Brigadier Austin Henry Williams (11 February 1890 – 5 September 1973) was a British polo champion and officer in the Indian Army.

He was born in Felsted in Essex, England. He was educated at Felsted School and the Royal Military College, Sandhurst, from where he was commissioned a second lieutenant on the Unattached List for the Indian Army on 8 September 1909. After a year attached to a British regiment he was appointed to the Indian Army and the 38th Central India Horse on 4 December 1910. He was promoted to lieutenant on 8 December 1911. He married Gwladys Mary Gosset, in 1911. They had a son, David Philip Hugh Tudor-Williams in 1922. They divorced in 1927.

In August 1914 he was on leave in England and rejoined his regiment in the field in France in early January 1915. He served with his regiment in France and Palestine, being appointed Adjutant in April 1916 and promoted Captain in July 1916, until he was sent back to India in August 1918.

He was awarded the Military Cross as recorded in the London Gazette of 1 January 1919.

When the 38th & 39th Central India Horse were amalgamated in 1921 to form the 21st Central India Horse he was again appointed Adjutant.
He was promoted to major on 9 September 1925. Before his transfer to the 16th Light Cavalry in 1933 at various times he served as an instructor at the Equitation School at Saugor and Military Advisor to Jodhpur State.

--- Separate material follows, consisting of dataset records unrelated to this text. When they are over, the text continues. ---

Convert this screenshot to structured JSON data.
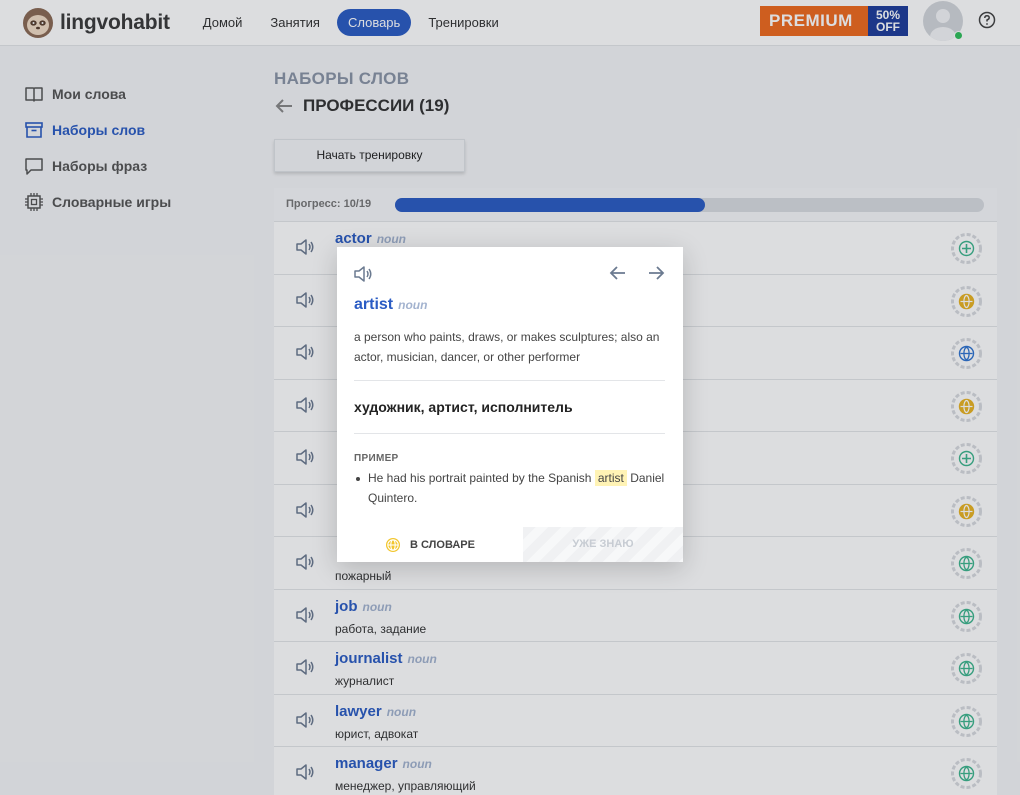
{
  "header": {
    "logo_text": "lingvohabit",
    "nav": [
      "Домой",
      "Занятия",
      "Словарь",
      "Тренировки"
    ],
    "nav_active": "Словарь",
    "premium_label": "PREMIUM",
    "discount_line1": "50%",
    "discount_line2": "OFF",
    "premium_color": "#ef6a1e",
    "discount_color": "#1e3d9a"
  },
  "sidebar": {
    "items": [
      {
        "label": "Мои слова",
        "icon": "book-icon"
      },
      {
        "label": "Наборы слов",
        "icon": "archive-box-icon"
      },
      {
        "label": "Наборы фраз",
        "icon": "speech-bubble-icon"
      },
      {
        "label": "Словарные игры",
        "icon": "chip-icon"
      }
    ],
    "active": "Наборы слов"
  },
  "main": {
    "breadcrumb": "НАБОРЫ СЛОВ",
    "title": "ПРОФЕССИИ (19)",
    "start_button": "Начать тренировку",
    "progress_label": "Прогресс: 10/19",
    "progress_fraction": 0.5263,
    "accent_color": "#2b5cc4",
    "words": [
      {
        "word": "actor",
        "pos": "noun",
        "translation": "",
        "status": "add"
      },
      {
        "word": "",
        "pos": "",
        "translation": "",
        "status": "learning"
      },
      {
        "word": "",
        "pos": "",
        "translation": "",
        "status": "learned-blue"
      },
      {
        "word": "",
        "pos": "",
        "translation": "",
        "status": "learning"
      },
      {
        "word": "",
        "pos": "",
        "translation": "",
        "status": "add"
      },
      {
        "word": "",
        "pos": "",
        "translation": "",
        "status": "learning"
      },
      {
        "word": "",
        "pos": "",
        "translation": "пожарный",
        "status": "learned"
      },
      {
        "word": "job",
        "pos": "noun",
        "translation": "работа, задание",
        "status": "learned"
      },
      {
        "word": "journalist",
        "pos": "noun",
        "translation": "журналист",
        "status": "learned"
      },
      {
        "word": "lawyer",
        "pos": "noun",
        "translation": "юрист, адвокат",
        "status": "learned"
      },
      {
        "word": "manager",
        "pos": "noun",
        "translation": "менеджер, управляющий",
        "status": "learned"
      }
    ]
  },
  "popup": {
    "word": "artist",
    "pos": "noun",
    "definition": "a person who paints, draws, or makes sculptures; also an actor, musician, dancer, or other performer",
    "translation": "художник, артист, исполнитель",
    "example_heading": "ПРИМЕР",
    "example_before": "He had his portrait painted by the Spanish",
    "example_highlight": "artist",
    "example_after": "Daniel Quintero.",
    "in_dict_button": "В СЛОВАРЕ",
    "know_button": "УЖЕ ЗНАЮ"
  }
}
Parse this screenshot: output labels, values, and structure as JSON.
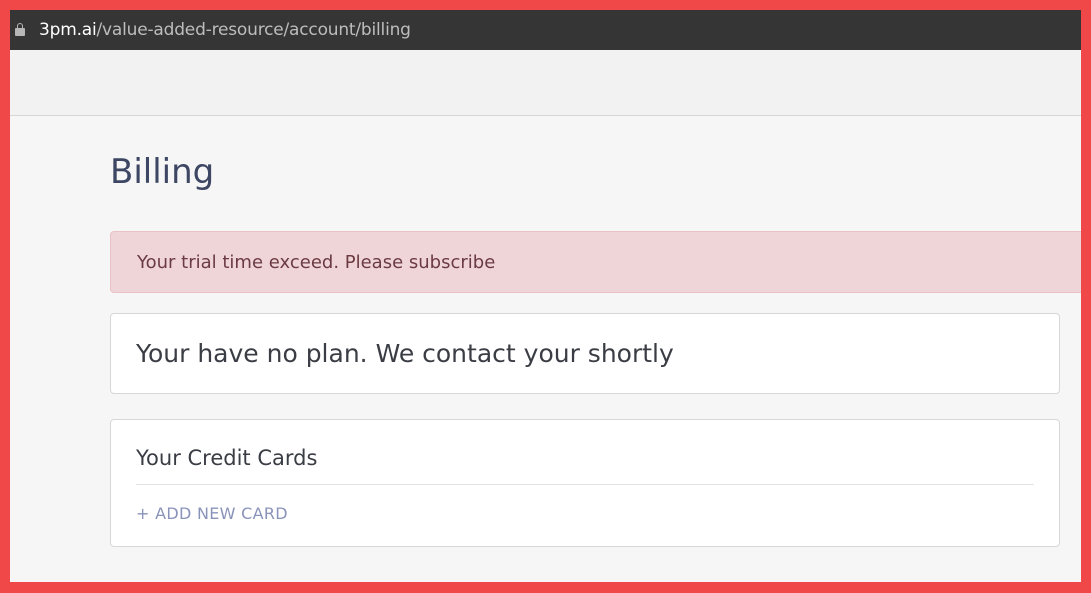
{
  "browser": {
    "url_domain": "3pm.ai",
    "url_path": "/value-added-resource/account/billing"
  },
  "page": {
    "title": "Billing"
  },
  "alert": {
    "message": "Your trial time exceed. Please subscribe"
  },
  "plan": {
    "message": "Your have no plan. We contact your shortly"
  },
  "credit_cards": {
    "title": "Your Credit Cards",
    "add_label": "+ ADD NEW CARD"
  },
  "colors": {
    "frame_border": "#f04848",
    "url_bar": "#353535",
    "title": "#3d4663",
    "alert_bg": "#efd5d8",
    "link": "#8a93ba"
  }
}
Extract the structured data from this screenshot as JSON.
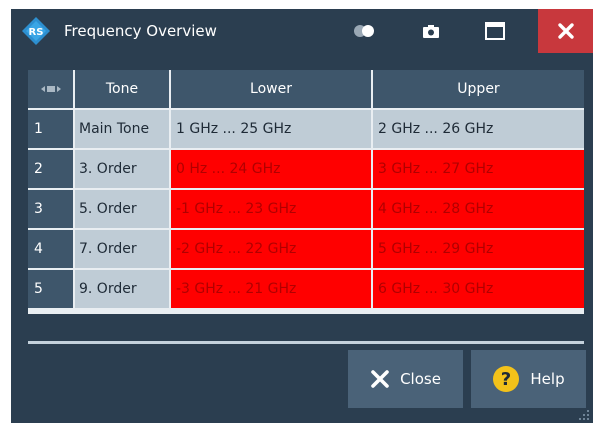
{
  "window": {
    "title": "Frequency Overview"
  },
  "table": {
    "headers": {
      "tone": "Tone",
      "lower": "Lower",
      "upper": "Upper"
    },
    "rows": [
      {
        "index": "1",
        "tone": "Main Tone",
        "lower": "1 GHz ... 25 GHz",
        "upper": "2 GHz ... 26 GHz",
        "status": "ok"
      },
      {
        "index": "2",
        "tone": "3. Order",
        "lower": "0 Hz ... 24 GHz",
        "upper": "3 GHz ... 27 GHz",
        "status": "out-of-range"
      },
      {
        "index": "3",
        "tone": "5. Order",
        "lower": "-1 GHz ... 23 GHz",
        "upper": "4 GHz ... 28 GHz",
        "status": "out-of-range"
      },
      {
        "index": "4",
        "tone": "7. Order",
        "lower": "-2 GHz ... 22 GHz",
        "upper": "5 GHz ... 29 GHz",
        "status": "out-of-range"
      },
      {
        "index": "5",
        "tone": "9. Order",
        "lower": "-3 GHz ... 21 GHz",
        "upper": "6 GHz ... 30 GHz",
        "status": "out-of-range"
      }
    ]
  },
  "buttons": {
    "close_label": "Close",
    "help_label": "Help"
  },
  "icons": {
    "logo": "rohde-schwarz-logo-icon",
    "toggle": "toggle-icon",
    "camera": "camera-icon",
    "maximize": "maximize-icon",
    "close_window": "close-icon",
    "close_button": "x-icon",
    "help": "question-mark-icon"
  },
  "colors": {
    "window_bg": "#2b3e50",
    "header_bg": "#3e566b",
    "cell_ok_bg": "#bfccd6",
    "cell_error_bg": "#ff0000",
    "cell_error_text": "#b10000",
    "close_window_bg": "#c8383d",
    "button_bg": "#4a6278",
    "help_icon": "#f3c21a"
  }
}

He participated in the 1927 International Polo Cup. He was appointed a Squadron Commander in the 21st Central India Horse on 15 April 1931.

He transferred to the 16th Light Cavalry as the second in command on 9 April 1933, and was promoted to lieutenant-colonel and appointed commanding officer on 31 October 1934, a position he held until 30 October 1938.

He was appointed officiating commandant of the Equitation School at Saugor as of 25 October 1938, then promoted to colonel and appointed commandant on 25 January 1939, a position he held until 31 August 1939 when the school was closed. He went on to be the commandant of the Small Arms School India at Saugor from November 1939 until he retired. He had been promoted to acting brigadier on 21 August 1941 and temporary brigadier on 21 February 1942.

He was an ADC to the King from 6 April 1943 to 4 September 1944, appointed a Commander of the Order of the Indian Empire in 1944 and retired a Colonel with the honorary rank of Brigadier on 4 September 1944.

He moved to South Africa in 1948 with his wife Eva Albanesi (daughter of composer Carlo Albanesi and novelist Effie Rowlands) whom he had married in 1927. There was a daughter (Meg Hartman) and four grandchildren. He died on 5 September 1973 in Port Elizabeth in South Africa.